# Suicide Risk and Smoking



## Dragonfly (Feb 15, 2011)

Population-Attributable Fractions of Axis I and Axis II Mental Disorders for Suicide Attempts: Findings From a Representative Sample of the Adult, Noninstitutionalized US Population -- Bolton and Robinson 100 (12): 2473 -- American Journal of Public 

___________________________________________________________________

So, 8% of the suicide attempts could be attributed to smoking cigarettes. The article goes on to hypothesize that this may be that nicotine might reduce serotonin levels in the brain. And it is the lowered serotonin levels that are associated with suicide attempts. If this is found to be true in other studies, this is amazing!


----------



## David Baxter PhD (Feb 15, 2011)

From the abstract:



> _Results. Of the 25 disorders we examined in the model, 4 disorders had notably high PAF values: major depressive disorder (PAF = 26.6%; 95% confidence interval [CI] = 20.1, 33.2), borderline personality disorder (PAF = 18.1%; 95% CI = 13.4, 23.5), nicotine dependence (PAF = 8.4%; 95% CI = 3.4, 13.7), and posttraumatic stress disorder (PAF = 6.3%; 95% CI = 3.2, 10.0). _


 
That's quite remarkable: nicotine dependence is a higher risk than PTSD.

I haven't read the full article but off the top I wonder if that isn't the result of a covariate. For example, schizophrenic patients have a higher rate of smoking than the general populations, leading to hypotheses that the nicotine is somehow self-medicating. Could it be that it's the presence of certain other disorders associated with nicotine dependence rather than the nicotine dependence itself? Or is it truly the nicotine dependence itself, possibly because of its association with reduced serotonin levels?


----------



## Dragonfly (Feb 17, 2011)

David Baxter said:


> From the abstract:
> 
> That's quite remarkable: nicotine dependence is a higher risk than PTSD.

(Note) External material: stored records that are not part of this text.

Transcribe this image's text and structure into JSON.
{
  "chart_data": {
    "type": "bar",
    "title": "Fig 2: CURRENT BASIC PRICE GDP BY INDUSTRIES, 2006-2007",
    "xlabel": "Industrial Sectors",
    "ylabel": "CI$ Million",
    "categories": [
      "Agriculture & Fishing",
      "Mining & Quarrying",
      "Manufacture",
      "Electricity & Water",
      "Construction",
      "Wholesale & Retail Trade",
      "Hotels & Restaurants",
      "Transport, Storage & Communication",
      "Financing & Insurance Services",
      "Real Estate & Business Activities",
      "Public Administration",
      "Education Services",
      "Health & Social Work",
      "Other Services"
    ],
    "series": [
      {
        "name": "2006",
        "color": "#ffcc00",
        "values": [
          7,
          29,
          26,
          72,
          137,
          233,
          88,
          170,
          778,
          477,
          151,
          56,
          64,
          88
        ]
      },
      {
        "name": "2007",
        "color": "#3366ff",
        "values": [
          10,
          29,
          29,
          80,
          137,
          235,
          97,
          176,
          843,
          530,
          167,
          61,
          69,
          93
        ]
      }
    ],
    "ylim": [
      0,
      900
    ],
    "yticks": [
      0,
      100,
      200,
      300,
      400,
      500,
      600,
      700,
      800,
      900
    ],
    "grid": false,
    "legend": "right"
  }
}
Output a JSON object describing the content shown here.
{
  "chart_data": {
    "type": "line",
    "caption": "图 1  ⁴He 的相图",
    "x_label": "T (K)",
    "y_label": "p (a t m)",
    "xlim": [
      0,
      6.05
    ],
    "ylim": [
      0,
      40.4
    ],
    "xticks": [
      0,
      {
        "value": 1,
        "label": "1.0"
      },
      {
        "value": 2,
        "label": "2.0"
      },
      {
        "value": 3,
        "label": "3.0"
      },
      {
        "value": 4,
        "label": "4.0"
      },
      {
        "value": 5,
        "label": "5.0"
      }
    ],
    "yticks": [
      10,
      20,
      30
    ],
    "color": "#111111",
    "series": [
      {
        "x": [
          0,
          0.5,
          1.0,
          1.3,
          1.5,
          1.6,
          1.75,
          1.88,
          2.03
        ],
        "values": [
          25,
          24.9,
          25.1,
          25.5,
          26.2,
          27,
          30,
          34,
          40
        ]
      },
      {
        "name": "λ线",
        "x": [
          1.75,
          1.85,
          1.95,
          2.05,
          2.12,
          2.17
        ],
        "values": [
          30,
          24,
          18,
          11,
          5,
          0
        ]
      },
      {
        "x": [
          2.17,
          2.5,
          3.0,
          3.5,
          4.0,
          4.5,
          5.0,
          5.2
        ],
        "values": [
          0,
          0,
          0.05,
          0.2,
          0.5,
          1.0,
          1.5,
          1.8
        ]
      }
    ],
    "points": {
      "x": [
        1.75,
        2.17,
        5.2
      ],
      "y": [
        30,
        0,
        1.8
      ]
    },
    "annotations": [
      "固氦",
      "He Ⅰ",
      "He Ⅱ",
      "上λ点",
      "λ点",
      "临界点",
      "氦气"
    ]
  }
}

Yes.  The authors comment on this remarkable finding, as well.





David Baxter said:


> ..... I wonder if that isn't the result of a covariate. For example, schizophrenic patients have a higher rate of smoking than the general populations, leading to hypotheses that the nicotine is somehow self-medicating. Could it be that it's the presence of certain other disorders associated with nicotine dependence rather than the nicotine dependence itself? Or is it truly the nicotine dependence itself, possibly because of its association with reduced serotonin levels?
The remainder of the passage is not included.